Flood frequency and severity has also increased, while there has been a shift from snow in the early winter to rain in the spring. This disrupts the water balance in the country as snow, by its very nature, remains for longer than rainwater, which runs out of the country in 2-14 days, Mayar explained. Afghanistan also lacks water reservoirs, which are 10 times smaller than those of neighboring countries.

The previous government drew up a drought risk management strategy, Mayar said, but with the change of government in August, everything has stopped.

Deputy Minister for Water Mujib ur Rahman Omar said at a news conference Wednesday that the government had a policy for managing the drought, including projects to build irrigation canals, dams and check dams — small, sometimes temporary dams in waterways — in Badghis province.

"Our technical and experienced colleagues are busy in this," he said, adding that all projects depended on the availability of budgets.

The new deputy governor of Badghis, Taliban special forces fighter Mohibullah Asad, is well aware of the severity of the problem.

"The drought is obvious all over Afghanistan, and it has a greater negative impact on Badghis province," he recently told the AP in the regional governor's building in Qala-e-Now, flanked by an entourage of Taliban fighters.

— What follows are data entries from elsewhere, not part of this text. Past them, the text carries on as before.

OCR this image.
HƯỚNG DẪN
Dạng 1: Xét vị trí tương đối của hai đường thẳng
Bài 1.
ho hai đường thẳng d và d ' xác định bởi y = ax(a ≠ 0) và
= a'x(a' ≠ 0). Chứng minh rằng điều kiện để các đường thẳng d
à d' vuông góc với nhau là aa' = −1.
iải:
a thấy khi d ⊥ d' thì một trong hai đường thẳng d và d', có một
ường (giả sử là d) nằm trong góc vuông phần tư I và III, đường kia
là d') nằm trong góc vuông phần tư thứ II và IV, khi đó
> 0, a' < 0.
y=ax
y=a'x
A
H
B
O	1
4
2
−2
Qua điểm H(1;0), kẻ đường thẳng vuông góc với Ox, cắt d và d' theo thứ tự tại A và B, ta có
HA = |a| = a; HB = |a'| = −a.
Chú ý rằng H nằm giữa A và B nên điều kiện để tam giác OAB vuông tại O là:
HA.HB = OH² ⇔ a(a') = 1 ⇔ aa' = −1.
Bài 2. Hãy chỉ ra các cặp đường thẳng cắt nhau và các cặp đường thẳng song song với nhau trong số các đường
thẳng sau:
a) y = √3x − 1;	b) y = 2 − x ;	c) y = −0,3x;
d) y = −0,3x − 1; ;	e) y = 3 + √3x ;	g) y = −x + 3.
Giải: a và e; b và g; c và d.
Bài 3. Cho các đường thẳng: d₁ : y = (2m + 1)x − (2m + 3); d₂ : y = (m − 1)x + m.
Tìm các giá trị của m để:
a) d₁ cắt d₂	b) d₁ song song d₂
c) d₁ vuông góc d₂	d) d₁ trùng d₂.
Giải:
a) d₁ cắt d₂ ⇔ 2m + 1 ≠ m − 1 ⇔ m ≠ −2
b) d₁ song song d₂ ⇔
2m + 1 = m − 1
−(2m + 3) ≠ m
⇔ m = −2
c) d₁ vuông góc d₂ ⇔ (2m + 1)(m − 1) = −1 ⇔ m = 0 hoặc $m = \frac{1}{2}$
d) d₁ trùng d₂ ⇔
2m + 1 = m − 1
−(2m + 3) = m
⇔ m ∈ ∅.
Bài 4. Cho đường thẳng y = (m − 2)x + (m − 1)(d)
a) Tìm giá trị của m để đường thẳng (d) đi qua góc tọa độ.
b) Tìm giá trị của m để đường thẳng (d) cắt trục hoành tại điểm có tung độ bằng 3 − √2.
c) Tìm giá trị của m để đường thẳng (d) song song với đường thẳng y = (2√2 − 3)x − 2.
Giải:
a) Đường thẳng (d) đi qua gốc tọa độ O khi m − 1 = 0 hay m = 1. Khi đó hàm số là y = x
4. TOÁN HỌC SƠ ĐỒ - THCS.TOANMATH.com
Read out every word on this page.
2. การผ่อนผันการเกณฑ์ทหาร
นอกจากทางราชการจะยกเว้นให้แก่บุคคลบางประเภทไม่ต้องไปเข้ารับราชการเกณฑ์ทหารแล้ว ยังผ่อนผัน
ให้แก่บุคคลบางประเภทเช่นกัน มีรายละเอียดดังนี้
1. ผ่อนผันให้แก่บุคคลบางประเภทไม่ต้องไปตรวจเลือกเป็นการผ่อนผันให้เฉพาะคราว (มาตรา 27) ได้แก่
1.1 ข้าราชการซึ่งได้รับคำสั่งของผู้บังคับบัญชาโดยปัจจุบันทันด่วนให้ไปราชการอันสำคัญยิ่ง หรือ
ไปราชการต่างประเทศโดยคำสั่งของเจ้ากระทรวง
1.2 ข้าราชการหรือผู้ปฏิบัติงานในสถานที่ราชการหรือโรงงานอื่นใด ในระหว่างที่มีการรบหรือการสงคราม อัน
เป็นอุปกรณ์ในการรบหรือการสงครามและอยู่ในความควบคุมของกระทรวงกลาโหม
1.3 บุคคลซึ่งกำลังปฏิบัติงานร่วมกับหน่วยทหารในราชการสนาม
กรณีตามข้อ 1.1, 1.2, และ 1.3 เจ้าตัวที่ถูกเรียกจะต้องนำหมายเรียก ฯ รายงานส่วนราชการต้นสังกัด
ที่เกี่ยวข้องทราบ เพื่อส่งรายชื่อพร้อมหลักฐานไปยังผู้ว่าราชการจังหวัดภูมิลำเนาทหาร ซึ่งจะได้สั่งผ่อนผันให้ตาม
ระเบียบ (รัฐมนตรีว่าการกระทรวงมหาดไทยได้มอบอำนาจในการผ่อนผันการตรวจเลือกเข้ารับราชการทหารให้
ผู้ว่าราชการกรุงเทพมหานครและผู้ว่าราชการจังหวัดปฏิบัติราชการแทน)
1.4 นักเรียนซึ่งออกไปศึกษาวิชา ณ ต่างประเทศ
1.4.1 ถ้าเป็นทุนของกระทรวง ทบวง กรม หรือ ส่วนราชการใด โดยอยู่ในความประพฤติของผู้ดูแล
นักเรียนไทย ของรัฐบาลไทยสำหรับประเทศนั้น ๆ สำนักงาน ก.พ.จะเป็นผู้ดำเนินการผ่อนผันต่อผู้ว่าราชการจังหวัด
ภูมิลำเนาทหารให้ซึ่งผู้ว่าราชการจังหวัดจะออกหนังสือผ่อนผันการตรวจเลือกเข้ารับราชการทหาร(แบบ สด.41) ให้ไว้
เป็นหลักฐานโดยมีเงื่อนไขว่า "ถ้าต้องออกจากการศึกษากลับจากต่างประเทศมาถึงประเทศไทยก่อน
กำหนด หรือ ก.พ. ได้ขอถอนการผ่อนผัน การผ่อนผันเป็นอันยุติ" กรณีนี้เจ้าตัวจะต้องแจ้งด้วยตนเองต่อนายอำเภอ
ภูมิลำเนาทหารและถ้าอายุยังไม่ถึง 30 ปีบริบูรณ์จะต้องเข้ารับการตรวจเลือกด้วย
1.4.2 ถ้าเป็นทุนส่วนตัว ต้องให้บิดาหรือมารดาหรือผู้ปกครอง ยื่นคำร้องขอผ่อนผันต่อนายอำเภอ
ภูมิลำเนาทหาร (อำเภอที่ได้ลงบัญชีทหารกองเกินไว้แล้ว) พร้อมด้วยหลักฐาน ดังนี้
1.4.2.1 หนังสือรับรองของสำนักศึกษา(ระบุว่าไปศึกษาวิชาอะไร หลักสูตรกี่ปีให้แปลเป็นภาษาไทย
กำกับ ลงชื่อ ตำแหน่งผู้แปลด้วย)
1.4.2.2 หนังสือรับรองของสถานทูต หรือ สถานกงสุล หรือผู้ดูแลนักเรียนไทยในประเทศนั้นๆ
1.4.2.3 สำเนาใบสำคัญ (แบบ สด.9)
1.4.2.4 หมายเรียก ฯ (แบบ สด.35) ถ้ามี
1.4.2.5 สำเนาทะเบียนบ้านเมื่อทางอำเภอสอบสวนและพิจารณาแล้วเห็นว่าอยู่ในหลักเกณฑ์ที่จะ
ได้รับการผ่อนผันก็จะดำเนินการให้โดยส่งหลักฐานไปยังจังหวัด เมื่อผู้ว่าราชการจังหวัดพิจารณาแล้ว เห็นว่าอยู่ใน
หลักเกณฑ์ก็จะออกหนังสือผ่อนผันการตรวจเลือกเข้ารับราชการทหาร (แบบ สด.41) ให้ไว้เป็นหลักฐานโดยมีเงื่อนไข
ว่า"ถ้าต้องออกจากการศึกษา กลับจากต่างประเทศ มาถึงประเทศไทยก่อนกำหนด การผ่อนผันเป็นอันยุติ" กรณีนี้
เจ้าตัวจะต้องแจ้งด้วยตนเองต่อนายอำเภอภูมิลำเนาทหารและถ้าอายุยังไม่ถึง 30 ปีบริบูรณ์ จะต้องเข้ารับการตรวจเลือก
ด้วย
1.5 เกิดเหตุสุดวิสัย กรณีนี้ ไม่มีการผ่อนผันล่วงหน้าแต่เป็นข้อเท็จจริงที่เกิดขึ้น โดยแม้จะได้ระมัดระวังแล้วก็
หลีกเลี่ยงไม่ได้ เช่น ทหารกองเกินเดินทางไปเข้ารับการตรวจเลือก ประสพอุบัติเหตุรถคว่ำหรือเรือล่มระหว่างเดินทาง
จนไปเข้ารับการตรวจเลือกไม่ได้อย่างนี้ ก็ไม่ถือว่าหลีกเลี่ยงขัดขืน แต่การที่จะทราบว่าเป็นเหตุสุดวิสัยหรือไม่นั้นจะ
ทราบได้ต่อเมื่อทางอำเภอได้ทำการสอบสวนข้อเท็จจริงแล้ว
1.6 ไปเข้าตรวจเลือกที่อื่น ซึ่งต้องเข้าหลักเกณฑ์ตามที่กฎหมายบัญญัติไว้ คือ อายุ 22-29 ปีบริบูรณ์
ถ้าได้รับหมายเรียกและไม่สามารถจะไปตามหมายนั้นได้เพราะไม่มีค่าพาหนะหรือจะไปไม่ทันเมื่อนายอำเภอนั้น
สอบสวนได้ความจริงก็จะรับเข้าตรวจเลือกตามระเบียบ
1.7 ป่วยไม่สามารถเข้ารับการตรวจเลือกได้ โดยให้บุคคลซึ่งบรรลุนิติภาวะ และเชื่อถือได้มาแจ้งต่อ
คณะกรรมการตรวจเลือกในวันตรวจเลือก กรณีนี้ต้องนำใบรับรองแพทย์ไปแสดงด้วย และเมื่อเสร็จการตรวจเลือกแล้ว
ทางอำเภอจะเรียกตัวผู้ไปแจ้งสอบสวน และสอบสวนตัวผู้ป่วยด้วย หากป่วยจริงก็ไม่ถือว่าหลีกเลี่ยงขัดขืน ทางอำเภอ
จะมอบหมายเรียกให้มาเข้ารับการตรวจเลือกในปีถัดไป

Although drought has been a problem for years, he said, this year it was particularly severe, affecting about 80-85% of the local population.

His administration was meeting frequently with aid organizations, Asad said, adding that the government itself had no funds to deal with the situation as the previous government had left nothing.

Mayar, the water management expert, said humanitarian investment should focus on small- and medium-scale water projects to reduce the effects of drought.

"The international community should not restrict climate and natural disaster-related funds due to sanctions," he said. "Because climate change continues its effects on Afghanistan."